Preheat oven to 350 degrees. Spray three 2 – 3 cup baking dishes with non-stick spray. I used the large pyrex ramekins that hold about 2.5 cups each. Divide the beef mixture evenly among the ramekins. Top each dish with the chick pea mixture. Place the ramekins on a cookie sheet.

Bake at 350 degrees for 30 minutes. Remove from oven and cool. Each ramekin has 2 servings.

Makes 6 servings at approximately 232 calories each – 20g protein, 24g carbs, and 7g fat.

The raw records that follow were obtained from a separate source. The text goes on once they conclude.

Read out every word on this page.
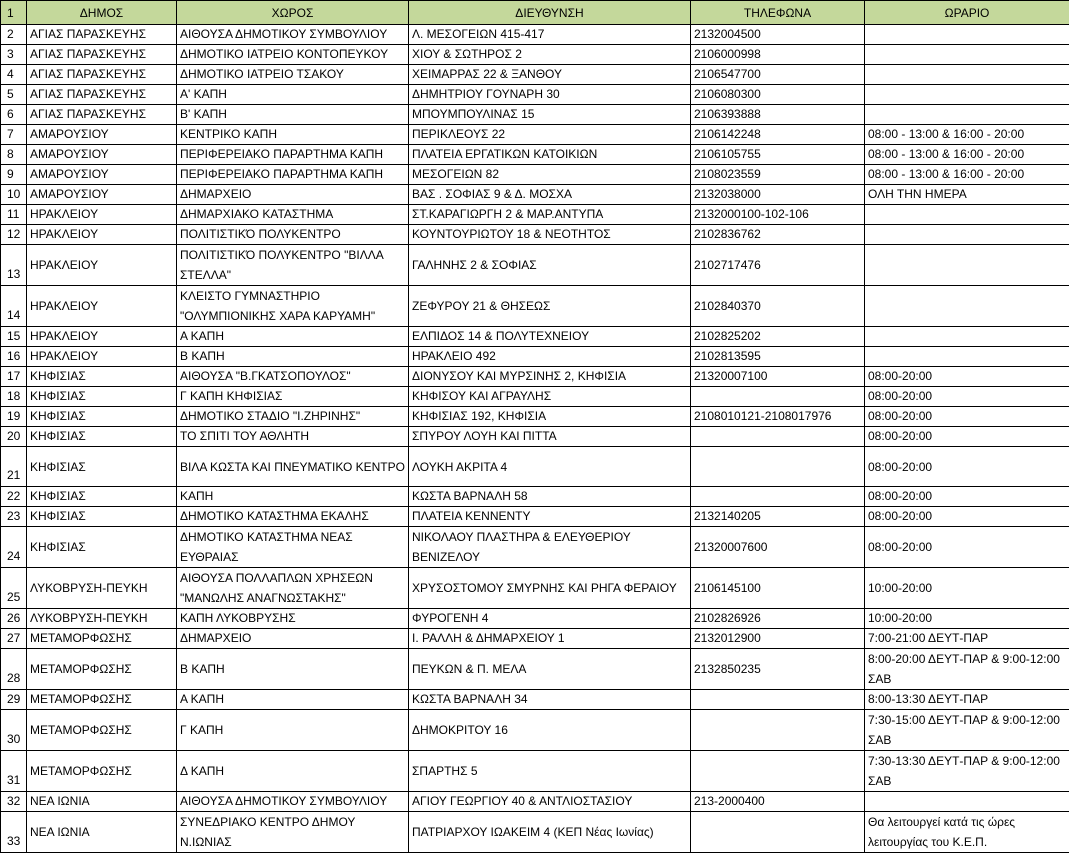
1	ΔΗΜΟΣ	ΧΩΡΟΣ	ΔΙΕΥΘΥΝΣΗ	ΤΗΛΕΦΩΝΑ	ΩΡΑΡΙΟ
2	ΑΓΙΑΣ ΠΑΡΑΣΚΕΥΗΣ	ΑΙΘΟΥΣΑ ΔΗΜΟΤΙΚΟΥ ΣΥΜΒΟΥΛΙΟΥ	Λ. ΜΕΣΟΓΕΙΩΝ 415-417	2132004500	
3	ΑΓΙΑΣ ΠΑΡΑΣΚΕΥΗΣ	ΔΗΜΟΤΙΚΟ ΙΑΤΡΕΙΟ ΚΟΝΤΟΠΕΥΚΟΥ	ΧΙΟΥ & ΣΩΤΗΡΟΣ 2	2106000998	
4	ΑΓΙΑΣ ΠΑΡΑΣΚΕΥΗΣ	ΔΗΜΟΤΙΚΟ ΙΑΤΡΕΙΟ ΤΣΑΚΟΥ	ΧΕΙΜΑΡΡΑΣ 22 & ΞΑΝΘΟΥ	2106547700	
5	ΑΓΙΑΣ ΠΑΡΑΣΚΕΥΗΣ	Α' ΚΑΠΗ	ΔΗΜΗΤΡΙΟΥ ΓΟΥΝΑΡΗ 30	2106080300	
6	ΑΓΙΑΣ ΠΑΡΑΣΚΕΥΗΣ	Β' ΚΑΠΗ	ΜΠΟΥΜΠΟΥΛΙΝΑΣ 15	2106393888	
7	ΑΜΑΡΟΥΣΙΟΥ	ΚΕΝΤΡΙΚΟ ΚΑΠΗ	ΠΕΡΙΚΛΕΟΥΣ 22	2106142248	08:00 - 13:00 & 16:00 - 20:00
8	ΑΜΑΡΟΥΣΙΟΥ	ΠΕΡΙΦΕΡΕΙΑΚΟ ΠΑΡΑΡΤΗΜΑ ΚΑΠΗ	ΠΛΑΤΕΙΑ ΕΡΓΑΤΙΚΩΝ ΚΑΤΟΙΚΙΩΝ	2106105755	08:00 - 13:00 & 16:00 - 20:00
9	ΑΜΑΡΟΥΣΙΟΥ	ΠΕΡΙΦΕΡΕΙΑΚΟ ΠΑΡΑΡΤΗΜΑ ΚΑΠΗ	ΜΕΣΟΓΕΙΩΝ 82	2108023559	08:00 - 13:00 & 16:00 - 20:00
10	ΑΜΑΡΟΥΣΙΟΥ	ΔΗΜΑΡΧΕΙΟ	ΒΑΣ . ΣΟΦΙΑΣ 9 & Δ. ΜΟΣΧΑ	2132038000	ΟΛΗ ΤΗΝ ΗΜΕΡΑ
11	ΗΡΑΚΛΕΙΟΥ	ΔΗΜΑΡΧΙΑΚΟ ΚΑΤΑΣΤΗΜΑ	ΣΤ.ΚΑΡΑΓΙΩΡΓΗ 2 & ΜΑΡ.ΑΝΤΥΠΑ	2132000100-102-106	
12	ΗΡΑΚΛΕΙΟΥ	ΠΟΛΙΤΙΣΤΙΚΌ ΠΟΛΥΚΕΝΤΡΟ	ΚΟΥΝΤΟΥΡΙΩΤΟΥ 18 & ΝΕΟΤΗΤΟΣ	2102836762	
13	ΗΡΑΚΛΕΙΟΥ	ΠΟΛΙΤΙΣΤΙΚΌ ΠΟΛΥΚΕΝΤΡΟ "ΒΙΛΛΑ ΣΤΕΛΛΑ"	ΓΑΛΗΝΗΣ 2 & ΣΟΦΙΑΣ	2102717476	
14	ΗΡΑΚΛΕΙΟΥ	ΚΛΕΙΣΤΟ ΓΥΜΝΑΣΤΗΡΙΟ "ΟΛΥΜΠΙΟΝΙΚΗΣ ΧΑΡΑ ΚΑΡΥΑΜΗ"	ΖΕΦΥΡΟΥ 21 & ΘΗΣΕΩΣ	2102840370	
15	ΗΡΑΚΛΕΙΟΥ	Α ΚΑΠΗ	ΕΛΠΙΔΟΣ 14 & ΠΟΛΥΤΕΧΝΕΙΟΥ	2102825202	
16	ΗΡΑΚΛΕΙΟΥ	Β ΚΑΠΗ	ΗΡΑΚΛΕΙΟ 492	2102813595	
17	ΚΗΦΙΣΙΑΣ	ΑΙΘΟΥΣΑ "Β.ΓΚΑΤΣΟΠΟΥΛΟΣ"	ΔΙΟΝΥΣΟΥ ΚΑΙ ΜΥΡΣΙΝΗΣ 2, ΚΗΦΙΣΙΑ	21320007100	08:00-20:00
18	ΚΗΦΙΣΙΑΣ	Γ ΚΑΠΗ ΚΗΦΙΣΙΑΣ	ΚΗΦΙΣΟΥ ΚΑΙ ΑΓΡΑΥΛΗΣ		08:00-20:00
19	ΚΗΦΙΣΙΑΣ	ΔΗΜΟΤΙΚΟ ΣΤΑΔΙΟ "Ι.ΖΗΡΙΝΗΣ"	ΚΗΦΙΣΙΑΣ 192, ΚΗΦΙΣΙΑ	2108010121-2108017976	08:00-20:00
20	ΚΗΦΙΣΙΑΣ	ΤΟ ΣΠΙΤΙ ΤΟΥ ΑΘΛΗΤΗ	ΣΠΥΡΟΥ ΛΟΥΗ ΚΑΙ ΠΙΤΤΑ		08:00-20:00
21	ΚΗΦΙΣΙΑΣ	ΒΙΛΑ ΚΩΣΤΑ ΚΑΙ ΠΝΕΥΜΑΤΙΚΟ ΚΕΝΤΡΟ	ΛΟΥΚΗ ΑΚΡΙΤΑ 4		08:00-20:00
22	ΚΗΦΙΣΙΑΣ	ΚΑΠΗ	ΚΩΣΤΑ ΒΑΡΝΑΛΗ 58		08:00-20:00
23	ΚΗΦΙΣΙΑΣ	ΔΗΜΟΤΙΚΟ ΚΑΤΑΣΤΗΜΑ ΕΚΑΛΗΣ	ΠΛΑΤΕΙΑ ΚΕΝΝΕΝΤΥ	2132140205	08:00-20:00
24	ΚΗΦΙΣΙΑΣ	ΔΗΜΟΤΙΚΟ ΚΑΤΑΣΤΗΜΑ ΝΕΑΣ ΕΥΘΡΑΙΑΣ	ΝΙΚΟΛΑΟΥ ΠΛΑΣΤΗΡΑ & ΕΛΕΥΘΕΡΙΟΥ ΒΕΝΙΖΕΛΟΥ	21320007600	08:00-20:00
25	ΛΥΚΟΒΡΥΣΗ-ΠΕΥΚΗ	ΑΙΘΟΥΣΑ ΠΟΛΛΑΠΛΩΝ ΧΡΗΣΕΩΝ "ΜΑΝΩΛΗΣ ΑΝΑΓΝΩΣΤΑΚΗΣ"	ΧΡΥΣΟΣΤΟΜΟΥ ΣΜΥΡΝΗΣ ΚΑΙ ΡΗΓΑ ΦΕΡΑΙΟΥ	2106145100	10:00-20:00
26	ΛΥΚΟΒΡΥΣΗ-ΠΕΥΚΗ	ΚΑΠΗ ΛΥΚΟΒΡΥΣΗΣ	ΦΥΡΟΓΕΝΗ 4	2102826926	10:00-20:00
27	ΜΕΤΑΜΟΡΦΩΣΗΣ	ΔΗΜΑΡΧΕΙΟ	Ι. ΡΑΛΛΗ & ΔΗΜΑΡΧΕΙΟΥ 1	2132012900	7:00-21:00 ΔΕΥΤ-ΠΑΡ
28	ΜΕΤΑΜΟΡΦΩΣΗΣ	Β ΚΑΠΗ	ΠΕΥΚΩΝ & Π. ΜΕΛΑ	2132850235	8:00-20:00 ΔΕΥΤ-ΠΑΡ & 9:00-12:00 ΣΑΒ
29	ΜΕΤΑΜΟΡΦΩΣΗΣ	Α ΚΑΠΗ	ΚΩΣΤΑ ΒΑΡΝΑΛΗ 34		8:00-13:30 ΔΕΥΤ-ΠΑΡ
30	ΜΕΤΑΜΟΡΦΩΣΗΣ	Γ ΚΑΠΗ	ΔΗΜΟΚΡΙΤΟΥ 16		7:30-15:00 ΔΕΥΤ-ΠΑΡ & 9:00-12:00 ΣΑΒ
31	ΜΕΤΑΜΟΡΦΩΣΗΣ	Δ ΚΑΠΗ	ΣΠΑΡΤΗΣ 5		7:30-13:30 ΔΕΥΤ-ΠΑΡ & 9:00-12:00 ΣΑΒ
32	ΝΕΑ ΙΩΝΙΑ	ΑΙΘΟΥΣΑ ΔΗΜΟΤΙΚΟΥ ΣΥΜΒΟΥΛΙΟΥ	ΑΓΙΟΥ ΓΕΩΡΓΙΟΥ 40 & ΑΝΤΛΙΟΣΤΑΣΙΟΥ	213-2000400	
33	ΝΕΑ ΙΩΝΙΑ	ΣΥΝΕΔΡΙΑΚΟ ΚΕΝΤΡΟ ΔΗΜΟΥ Ν.ΙΩΝΙΑΣ	ΠΑΤΡΙΑΡΧΟΥ ΙΩΑΚΕΙΜ 4 (ΚΕΠ Νέας Ιωνίας)		Θα λειτουργεί κατά τις ώρες λειτουργίας του Κ.Ε.Π.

  • You can use more or less carrots and onions depending on what your family likes. Love carrots? Increase them. Hate onions, use less. It’s pretty flexible.
  • The fat from the ground beef helps to cook the onion and carrots so you don’t need to add any extra oil to saute. I loved that benefit.
  • You can easily get away with using the cheapest wine possible here since most burns off and it just adds a hint of flavor. Honestly I’ve had the same opened bottle of wine in my fridge for months. I just use a little bit here and there when cooking.
  • You can use other dried fruits instead of raisins if you like. Dried apricots, dates, figs. If the pieces are larger than raisins, I’d chop them to raisin size first though.
  • You can definitely multitask while the beef mixture is simmering. I walked the dog during the 30 minutes and came back to throw it in the oven. Perfect timing.

I froze 2 servings to have later and plan to use a couple for lunches this week. The flavors the next day were actually even better than the first day since they had time to sit.